A similar stand was taken by other Democratic congressmen and senators from areas with large Puerto Rican populations, including New York Senator Charles Schumer and New Jersey Senator Robert Torricelli.

The grossest opportunism and political pandering to the right wing, however, was exhibited by Hillary Clinton. After initially supporting her husband's clemency offer, she reversed herself under pressure from police and prosecutors in New York City, and after public attacks by her likely Republican opponent in 2000, New York Mayor Rudolph Giuliani.

While Mrs. Clinton's campaign has been lavishly promoted by the New York media and hailed as the rebirth of Democratic Party liberalism, her own political views are not demonstrably different from those of her husband—that is, she is a capitalist politician of conservative views, including support for the death penalty and other law-and-order nostrums, who is determined not to be portrayed as soft on crime.

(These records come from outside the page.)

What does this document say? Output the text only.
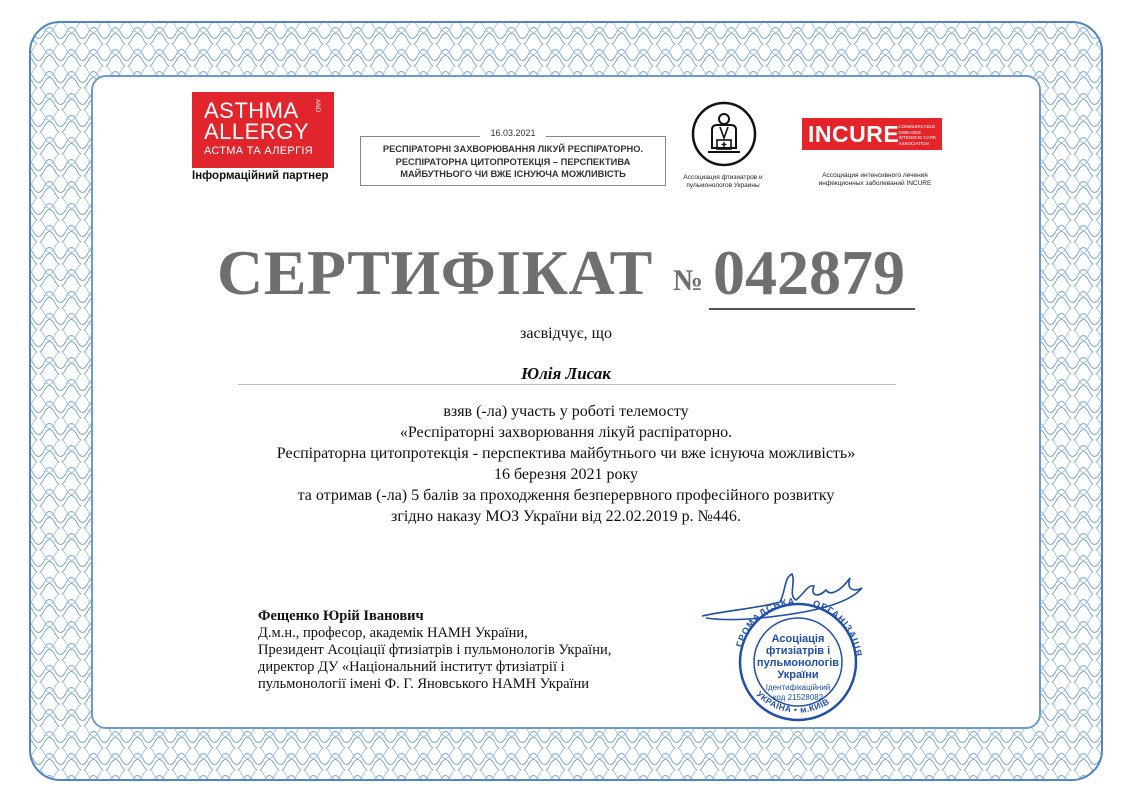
ASTHMA
ALLERGY
АСТМА ТА АЛЕРГІЯ
AND
Інформаційний партнер
РЕСПІРАТОРНІ ЗАХВОРЮВАННЯ ЛІКУЙ РЕСПІРАТОРНО.
РЕСПІРАТОРНА ЦИТОПРОТЕКЦІЯ – ПЕРСПЕКТИВА
МАЙБУТНЬОГО ЧИ ВЖЕ ІСНУЮЧА МОЖЛИВІСТЬ
16.03.2021
Ассоциация фтизиатров и
пульмонологов Украины
INCURE COMMUNICABLE
DISEASES
INTENSIVE CARE
ASSOCIATION
Ассоциация интенсивного лечения
инфекционных заболеваний INCURE
СЕРТИФІКАТ № 042879
засвідчує, що
Юлія Лисак
взяв (-ла) участь у роботі телемосту
«Респіраторні захворювання лікуй распіраторно.
Респіраторна цитопротекція - перспектива майбутнього чи вже існуюча можливість»
16 березня 2021 року
та отримав (-ла) 5 балів за проходження безперервного професійного розвитку
згідно наказу МОЗ України від 22.02.2019 р. №446.
Фещенко Юрій Іванович
Д.м.н., професор, академік НАМН України,
Президент Асоціації фтизіатрів і пульмонологів України,
директор ДУ «Національний інститут фтизіатрії і
пульмонології імені Ф. Г. Яновського НАМН України
ГРОМАДСЬКА ОРГАНІЗАЦІЯ
УКРАЇНА • м.КИЇВ
Асоціація
фтизіатрів і
пульмонологів
України
Ідентифікаційний
код 21528082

Her demonstrative repudiation of the release of the FALN prisoners bears a striking resemblance to an incident in the 1992 presidential campaign of Bill Clinton, when he flew home from a difficult election battle in the New Hampshire primary to oversee the execution of a brain-damaged Arkansas man, Rickey Lee Rector. This execution, validating of his credentials as a "New Democrat," was Clinton's response to the media attacks over Gennifer Flowers and "draft-dodging."

Finally, a word on the role of the media, which has disregarded the concrete circumstances of the clemency decision in favor of crude propaganda about "terrorism." The spinelessness of liberalism was summed up in the editorial published September 23 by the New York Times, which admitted that there were "compelling arguments" that "led this page to conclude there was a basis for clemency in these cases."

Nonetheless, the Times maintained, "Mr. Clinton has not adequately explained" how he reached the decision, and he "should be willing to release the pertinent White House files." The newspaper even suggested that the president should be held accountable to the FBI. "Even acknowledging that the FBI has seldom seen a terrorist it is willing to release," the editorial continued, "the agency has raised issues that need a public answer."

The FALN decision is only the fourth clemency petition which Clinton has signed out of several thousand requests, and is marred by onerous probation conditions, such as barring the released prisoners, who include two sisters, from associating with one another. But even this limited action is considered too generous by the big business politicians and the corporate-controlled media.